Княжеский сын. Привилегии Добрыни в первый новгородский период имели, однако, значение не только для будущего (которого Прозоровский не разбирал), они бросали свет и на прошлое Добрыни. Чтобы иметь возможность занять положение столь высокое, здраво рассудил ученый, Добрыня должен был, сообразно понятиям X века, родиться княжеским сыном!
Действительно, по понятиям эпохи (и не только X века, но и всего средневековья), высокая родовитость была для правителей вещью немаловажной. Невероятно высокое положение Добрыни при Святославе – не только веский аргумент, указывающий на законный брак Святослава с сестрой Добрыни. Оно указывает, бесспорно, и на родовитость Добрыни, Малуши и их отца.
Действительно, если Малуша, чтобы стать княгиней, женой Святослава, должна была быть урожденной княжной, значит, и отец ее был вовсе не безвестный житель Любеча, а прирожденный князь, что отлично согласуется с загадкой стремительного возвышения Добрыни еще в 970 году и вполне способно ее объяснить.

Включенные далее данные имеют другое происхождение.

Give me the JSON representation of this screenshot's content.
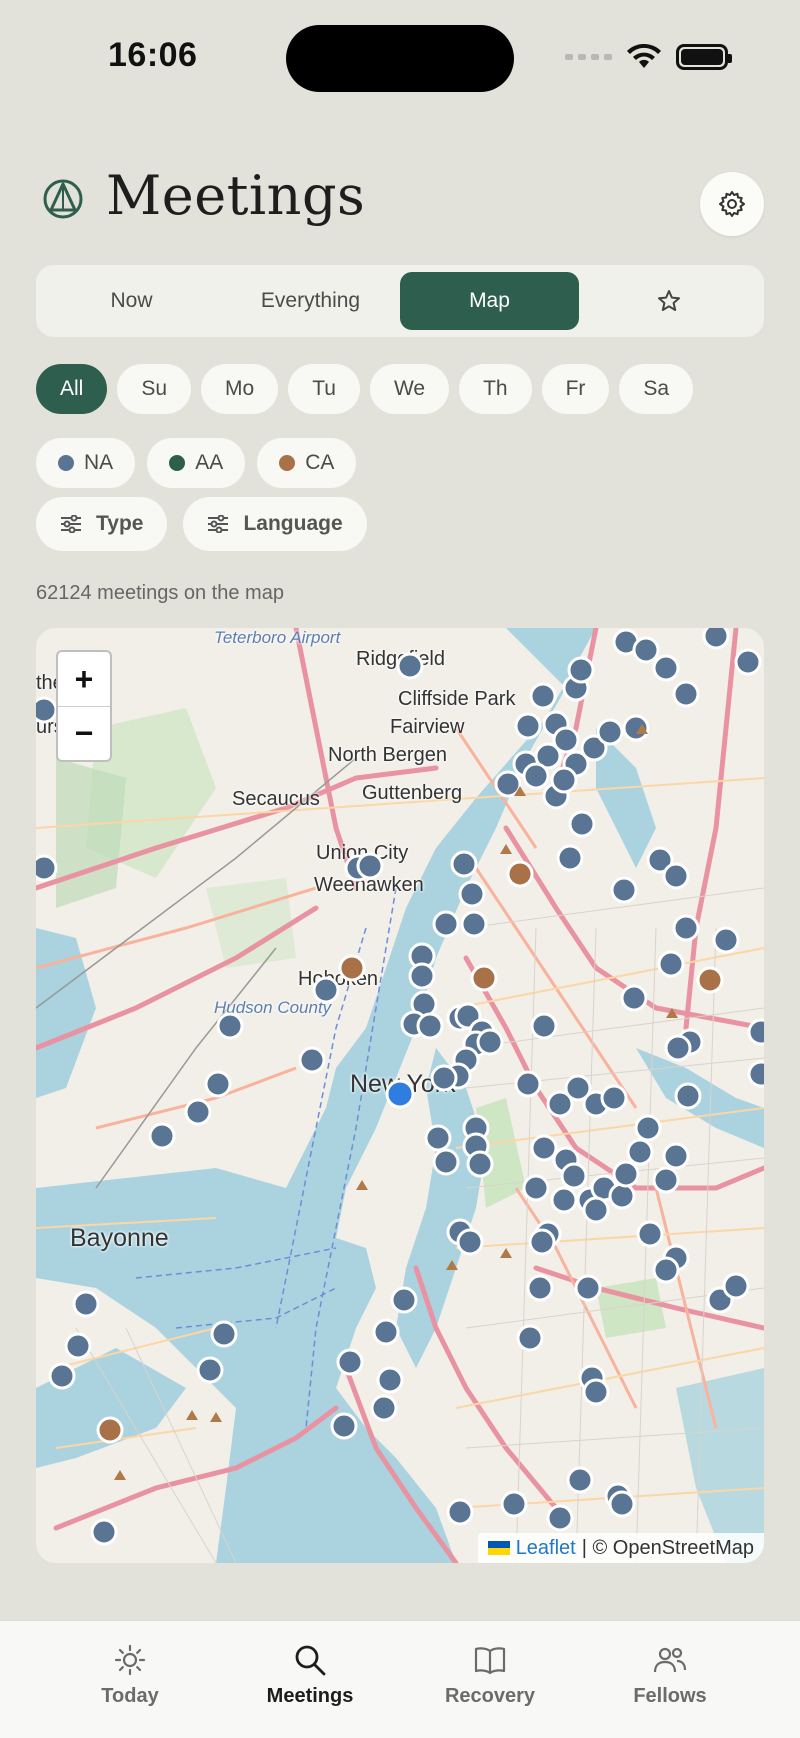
{
  "status_bar": {
    "time": "16:06"
  },
  "header": {
    "title": "Meetings",
    "logo_icon": "compass-triangle-icon",
    "settings_icon": "gear-icon"
  },
  "segments": [
    {
      "label": "Now",
      "active": false
    },
    {
      "label": "Everything",
      "active": false
    },
    {
      "label": "Map",
      "active": true
    },
    {
      "label": "",
      "icon": "star-icon",
      "active": false
    }
  ],
  "days": [
    "All",
    "Su",
    "Mo",
    "Tu",
    "We",
    "Th",
    "Fr",
    "Sa"
  ],
  "days_active": "All",
  "fellowships": [
    {
      "label": "NA",
      "color": "#5a7594"
    },
    {
      "label": "AA",
      "color": "#2e5e4e"
    },
    {
      "label": "CA",
      "color": "#a87148"
    }
  ],
  "filters": [
    {
      "label": "Type",
      "icon": "sliders-icon"
    },
    {
      "label": "Language",
      "icon": "sliders-icon"
    }
  ],
  "count_text": "62124 meetings on the map",
  "map": {
    "zoom_in": "+",
    "zoom_out": "−",
    "attribution_link": "Leaflet",
    "attribution_text": "| © OpenStreetMap",
    "labels": {
      "ridgefield": "Ridgefield",
      "cliffside": "Cliffside Park",
      "fairview": "Fairview",
      "north_bergen": "North Bergen",
      "guttenberg": "Guttenberg",
      "secaucus": "Secaucus",
      "union_city": "Union City",
      "weehawken": "Weehawken",
      "hoboken": "Hoboken",
      "new_york": "New York",
      "bayonne": "Bayonne",
      "rutherford": "therford",
      "lyndhurst": "urst",
      "teterboro": "Teterboro Airport",
      "hudson": "Hudson County"
    }
  },
  "tabbar": [
    {
      "label": "Today",
      "icon": "sun-icon",
      "active": false
    },
    {
      "label": "Meetings",
      "icon": "search-icon",
      "active": true
    },
    {
      "label": "Recovery",
      "icon": "book-icon",
      "active": false
    },
    {
      "label": "Fellows",
      "icon": "people-icon",
      "active": false
    }
  ]
}
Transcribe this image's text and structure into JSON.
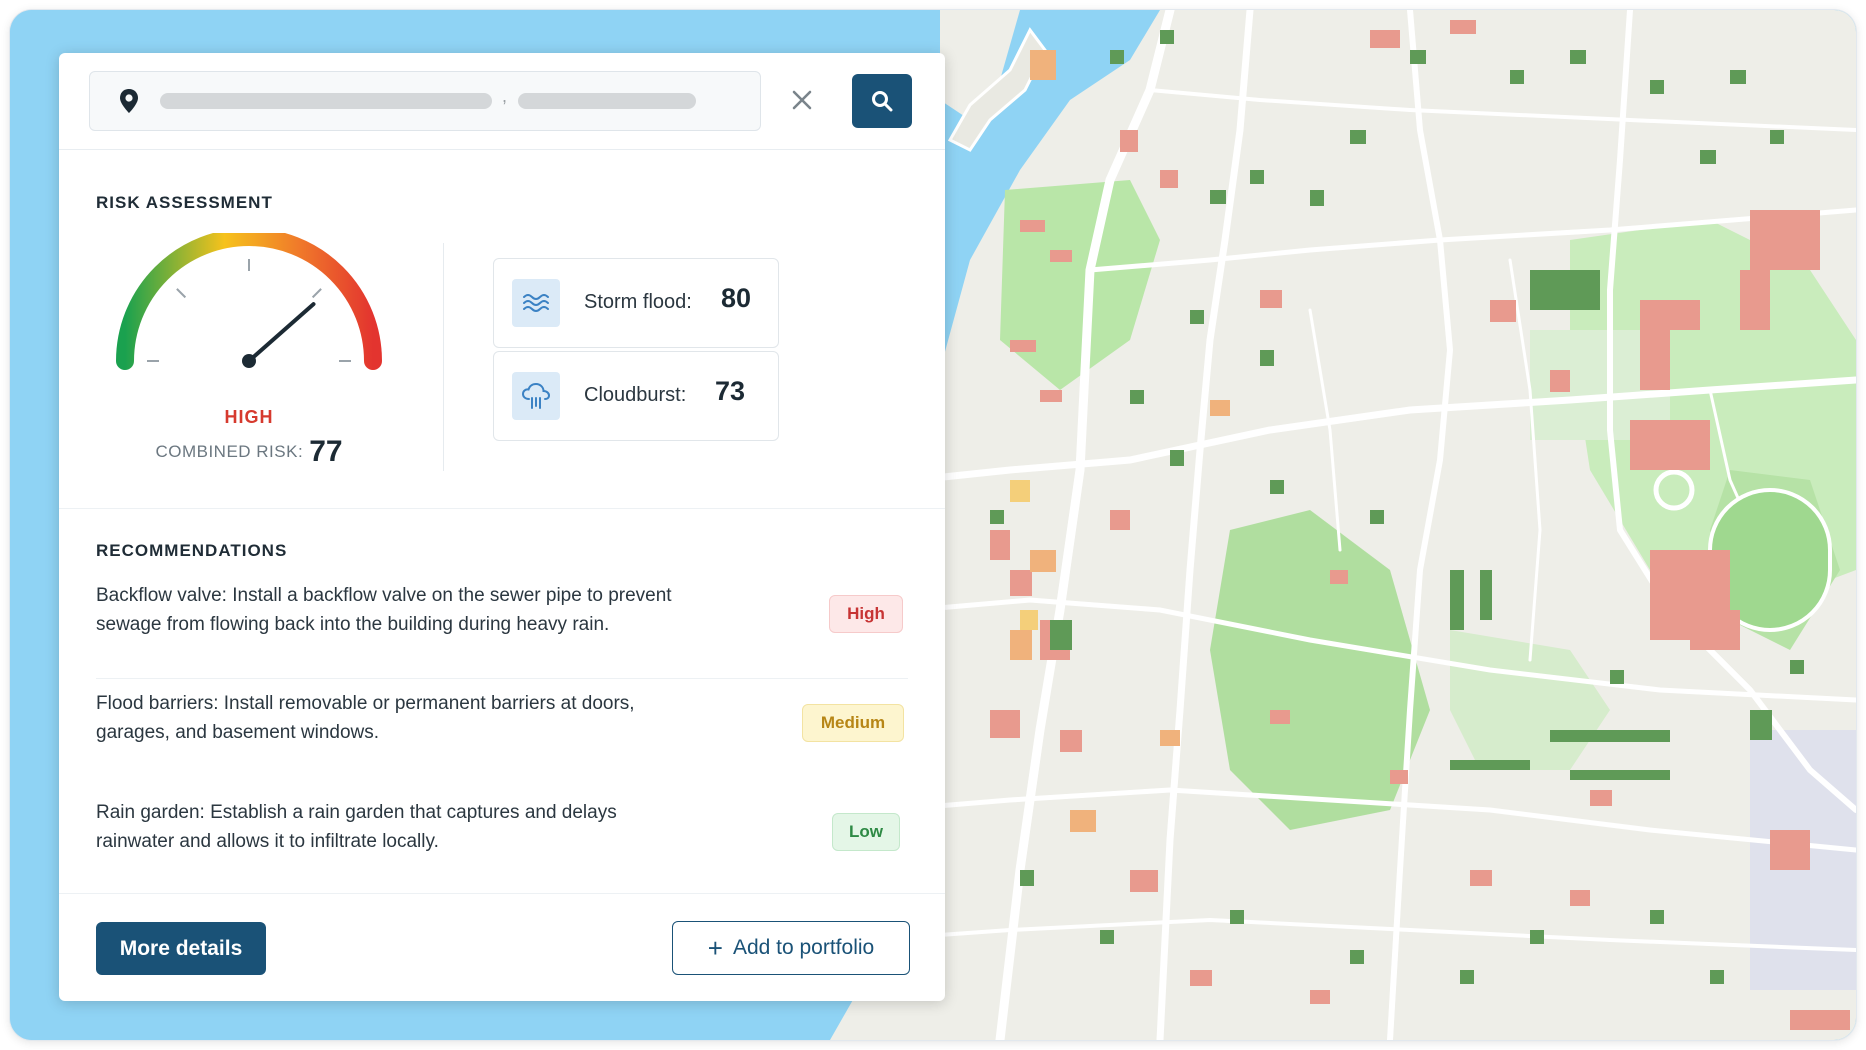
{
  "search": {
    "placeholder_segments": 2,
    "icons": {
      "location": "map-pin-icon",
      "clear": "close-icon",
      "submit": "search-icon"
    }
  },
  "risk_assessment": {
    "title": "RISK ASSESSMENT",
    "level_label": "HIGH",
    "combined_label": "COMBINED RISK:",
    "combined_value": "77",
    "gauge_value": 77,
    "gauge_max": 100,
    "gauge_colors": [
      "#1aa14f",
      "#f6c21c",
      "#f07a2a",
      "#e3342f"
    ],
    "metrics": [
      {
        "label": "Storm flood:",
        "value": "80",
        "icon": "waves-icon"
      },
      {
        "label": "Cloudburst:",
        "value": "73",
        "icon": "rain-cloud-icon"
      }
    ]
  },
  "recommendations": {
    "title": "RECOMMENDATIONS",
    "items": [
      {
        "line1": "Backflow valve: Install a backflow valve on the sewer pipe to prevent",
        "line2": "sewage from flowing back into the building during heavy rain.",
        "priority": "High"
      },
      {
        "line1": "Flood barriers: Install removable or permanent barriers at doors,",
        "line2": "garages, and basement windows.",
        "priority": "Medium"
      },
      {
        "line1": "Rain garden: Establish a rain garden that captures and delays",
        "line2": "rainwater and allows it to infiltrate locally.",
        "priority": "Low"
      }
    ]
  },
  "actions": {
    "more_details": "More details",
    "add_to_portfolio": "Add to portfolio"
  },
  "colors": {
    "primary": "#1a5277",
    "water": "#8fd3f4",
    "land": "#eeeee8",
    "park": "#b9e6a8",
    "building_red": "#e89a8e",
    "building_green": "#5f9a57",
    "badge_high": "#c73434",
    "badge_medium": "#b78616",
    "badge_low": "#2e8a45"
  }
}
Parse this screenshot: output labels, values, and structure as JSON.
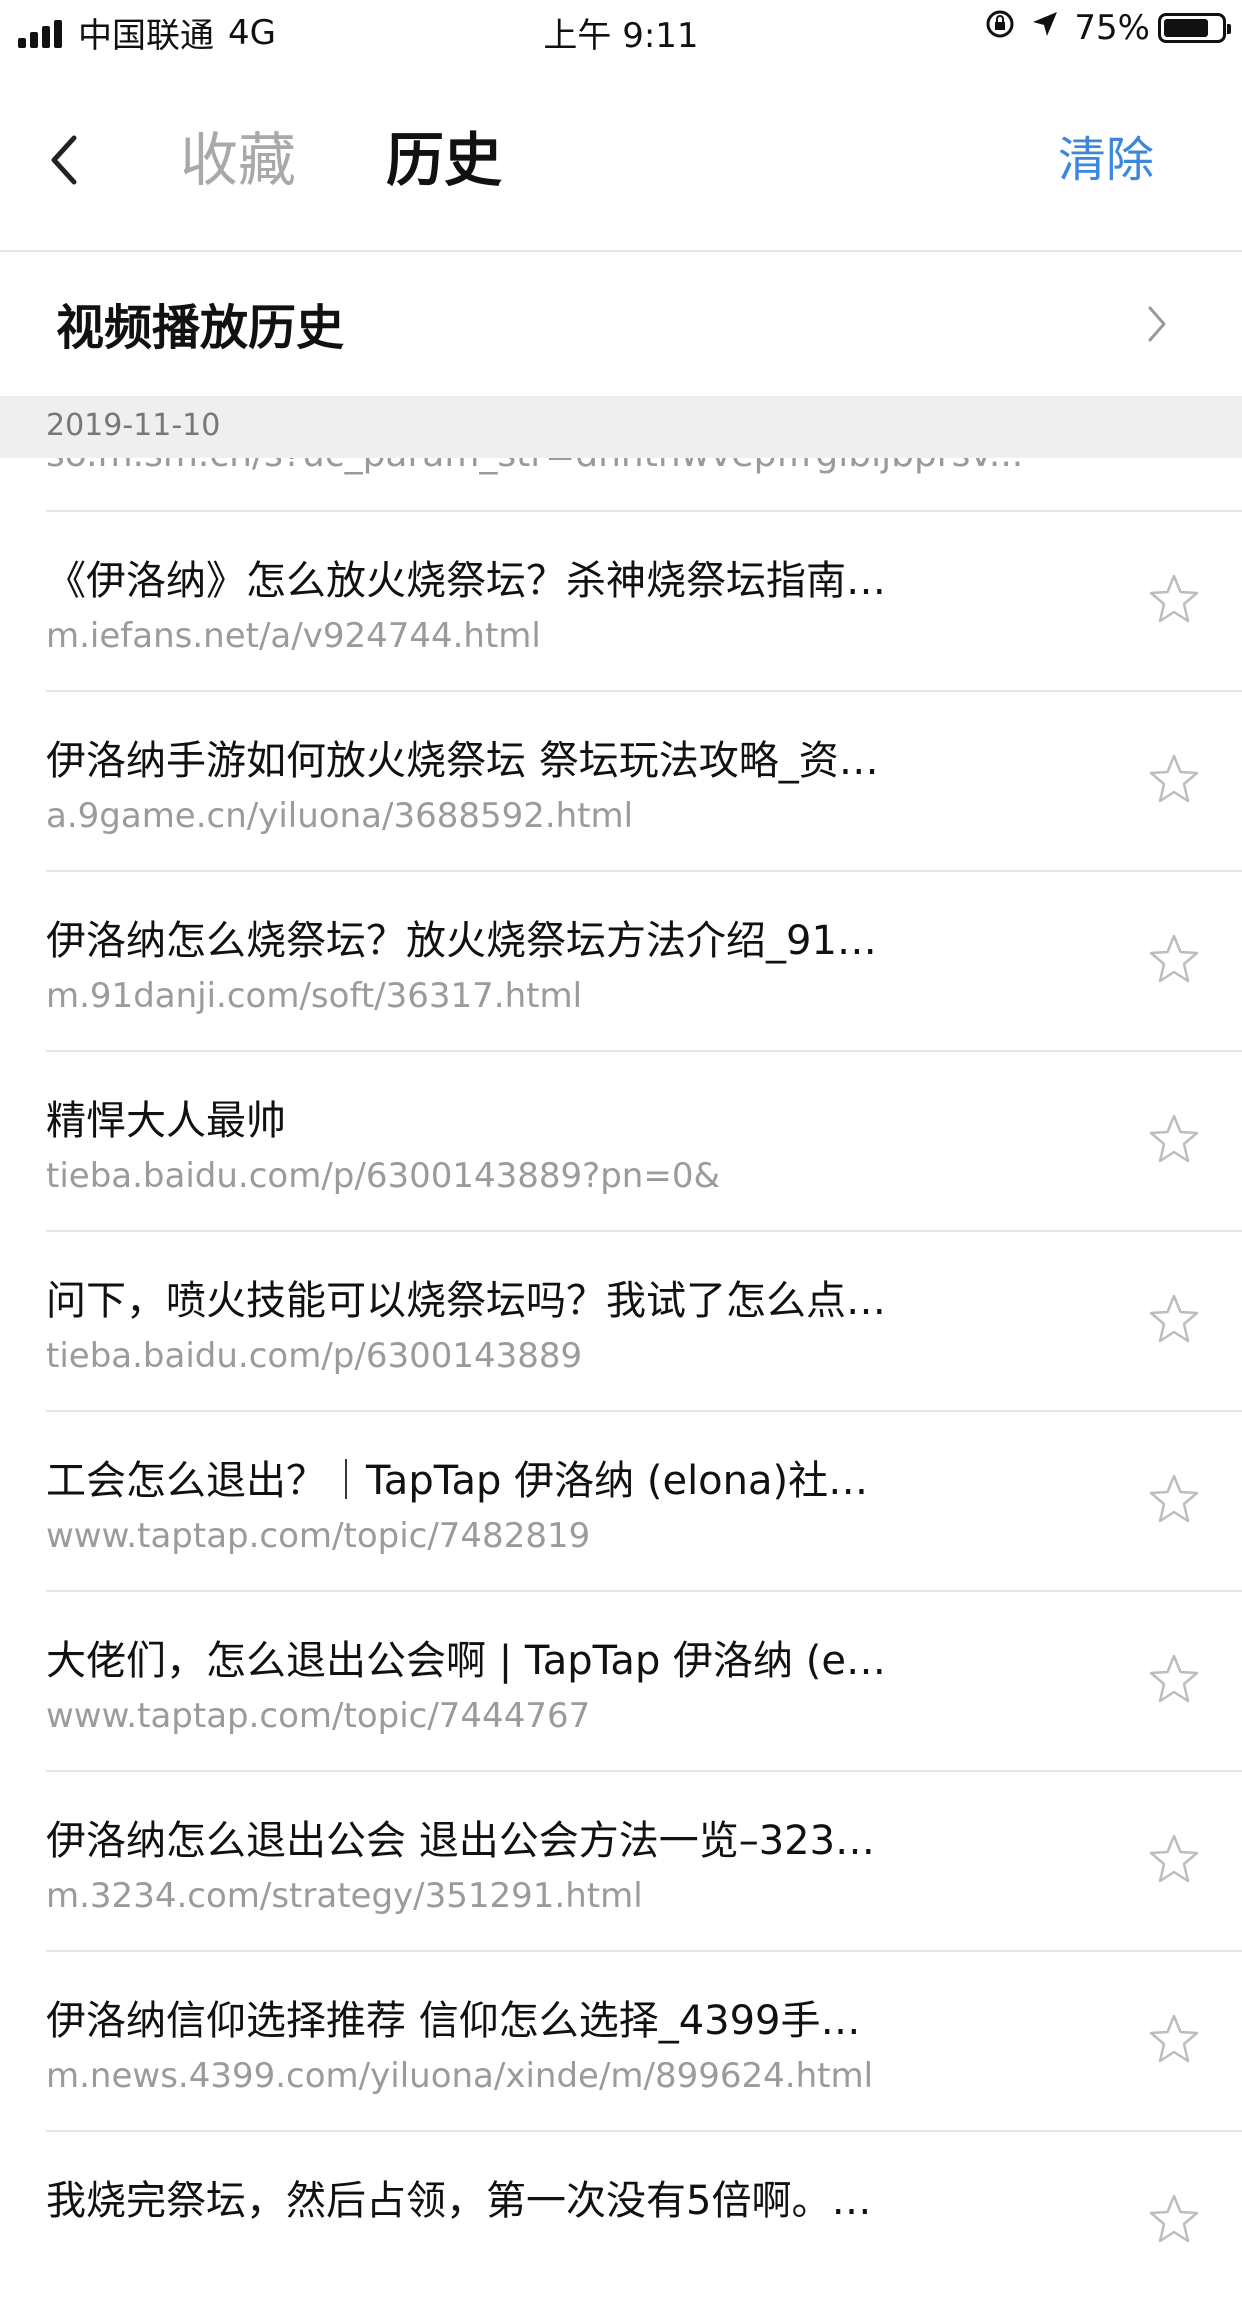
{
  "status_bar": {
    "carrier": "中国联通",
    "network": "4G",
    "time": "上午 9:11",
    "battery": "75%"
  },
  "nav": {
    "tabs": [
      {
        "label": "收藏",
        "active": false
      },
      {
        "label": "历史",
        "active": true
      }
    ],
    "clear_label": "清除"
  },
  "video_history": {
    "label": "视频播放历史"
  },
  "date_header": "2019-11-10",
  "partial_url": "so.m.sm.cn/s?uc_param_str=dnntnwvepffrgibijbprsv...",
  "items": [
    {
      "title": "《伊洛纳》怎么放火烧祭坛？杀神烧祭坛指南…",
      "url": "m.iefans.net/a/v924744.html"
    },
    {
      "title": "伊洛纳手游如何放火烧祭坛 祭坛玩法攻略_资…",
      "url": "a.9game.cn/yiluona/3688592.html"
    },
    {
      "title": "伊洛纳怎么烧祭坛？放火烧祭坛方法介绍_91…",
      "url": "m.91danji.com/soft/36317.html"
    },
    {
      "title": "精悍大人最帅",
      "url": "tieba.baidu.com/p/6300143889?pn=0&"
    },
    {
      "title": "问下，喷火技能可以烧祭坛吗？我试了怎么点…",
      "url": "tieba.baidu.com/p/6300143889"
    },
    {
      "title": "工会怎么退出？｜TapTap 伊洛纳 (elona)社…",
      "url": "www.taptap.com/topic/7482819"
    },
    {
      "title": "大佬们，怎么退出公会啊 | TapTap 伊洛纳 (e…",
      "url": "www.taptap.com/topic/7444767"
    },
    {
      "title": "伊洛纳怎么退出公会 退出公会方法一览–323…",
      "url": "m.3234.com/strategy/351291.html"
    },
    {
      "title": "伊洛纳信仰选择推荐 信仰怎么选择_4399手…",
      "url": "m.news.4399.com/yiluona/xinde/m/899624.html"
    },
    {
      "title": "我烧完祭坛，然后占领，第一次没有5倍啊。…",
      "url": ""
    }
  ],
  "colors": {
    "accent": "#3b87e0",
    "inactive_tab": "#a9a9a9",
    "secondary_text": "#9b9b9b",
    "section_bg": "#efefef"
  }
}
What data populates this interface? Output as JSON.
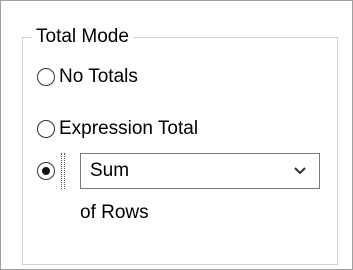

Таким образом, парадоксы в положении Добрыни и Малуши указывали Прозоровскому не только на законный брак Святослава с Малушей, но сверх того еще и на династический брак! Святослав вступал в брак не с рабыней, не ронял своего княжеского достоинства, нет, он роднился с другой княжеской династией…
12
12 И. И. Срезневский. О Малуше, милостнице в. к. Ольги, матери к. Владимира. – Записки Императорской Академии наук, с. 33.
13
13 Д. И. Прозоровский. О родстве св. Владимира по матери, с. 20.
14
14 Между прочим, это разгадал еще в XVIII веке В. Н. Татищев. Он счел ее знатной славянкой, но не разгадал, кто она.